Like many chronic conditions, psoriatic arthritis (PsA) isn’t something you manage just once. Your psoriatic arthritis treatment journey might be more of a marathon than a sprint, with a few unexpected twists and turns along the way. In fact, nearly half of people with psoriatic arthritis describe the process of finding the right treatment as either somewhat or very difficult, according to an April 2021 survey by SELF and Olson Research Group of 203 people who live with the condition.
But keeping your psoriatic arthritis well managed is both possible and crucial. “PsA is an auto-inflammatory destructive musculoskeletal condition,” Ronald Yglesias, MD, a rheumatologist based in Aventura, Florida, tells SELF. “If not treated properly, it can lead to permanent damage of the ligaments, tendons, and joints, which can further progress to chronic pain, osteoarthritis, disability, and a decreased quality of life.”
That may sound intimidating, but the good news is that treatment options are out there. In our survey, 32% of people said they were very satisfied with their treatment plan, while another 44% said they were somewhat satisfied. So if you haven’t found the right fit just yet, try not to lose hope.
It can take time to find the right medication that works for you, Clifford Stermer, MD, a rheumatologist with Presbyterian Medical Group, tells SELF. In fact, he says he meets with his PsA patients every 90 days until they find a treatment plan that works for them.
“Often we try one and need to switch because the medication doesn’t work or isn’t tolerated due to side effects,” he says. “The good news is we have many medications and combinations of medications to use.”
If it’s been a while since you spoke with your rheumatologist, or you’re experiencing a flare and wondering if it’s time to rethink your psoriatic arthritis treatment plan, here are some questions to help you figure out if your psoriatic arthritis is well managed—or if it’s time to schedule an appointment to discuss your options.
1. Do you have more “bad” symptom days than “good” ones?
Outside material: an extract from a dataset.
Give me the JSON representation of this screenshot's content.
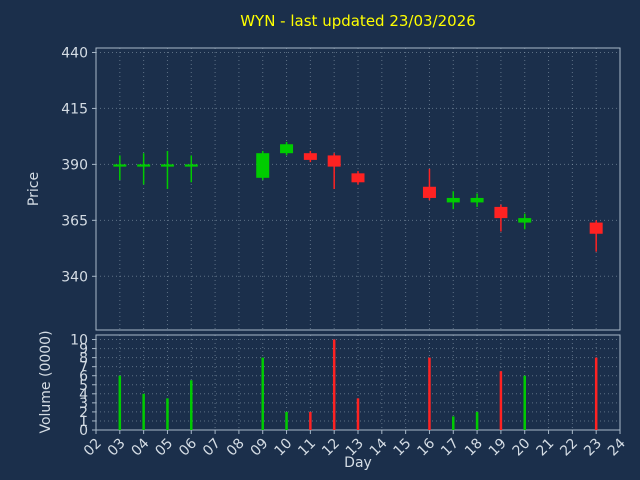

You’re probably familiar with the main symptoms of psoriatic arthritis: joint pain and stiffness, swollen and painful fingers and toes, limited mobility, and fatigue. Because not everyone experiences psoriatic arthritis the exact same way, the severity of your symptoms and where they happen can vary. But the ultimate treatment goal for people with PsA is low disease activity and, if possible, remission, says Dr. Stermer. To that end, rheumatologists expect to gradually see your unique symptoms improve when you’ve found the right psoriatic arthritis treatment.
Everybody with PsA has “good” days and “bad” days, even when the disease is being treated, says Dr. Yglesias. He frequently asks people with PsA about their joint symptoms on a spectrum of severity to determine how well their current treatment is working for them. “As a general guideline, joint symptoms should improve with less joint and back pain, swelling, and stiffness.”
2. Is your skin or nail disease flaring up?
When you have psoriatic arthritis, managing joint pain and stiffness might be at the top of your to-do list. But skin or nail changes are also something to pay attention to and bring up with your doctor. The experts SELF spoke to agree that psoriatic history is always important, which is why they ask their patients if they’ve had recent skin flares or nail changes.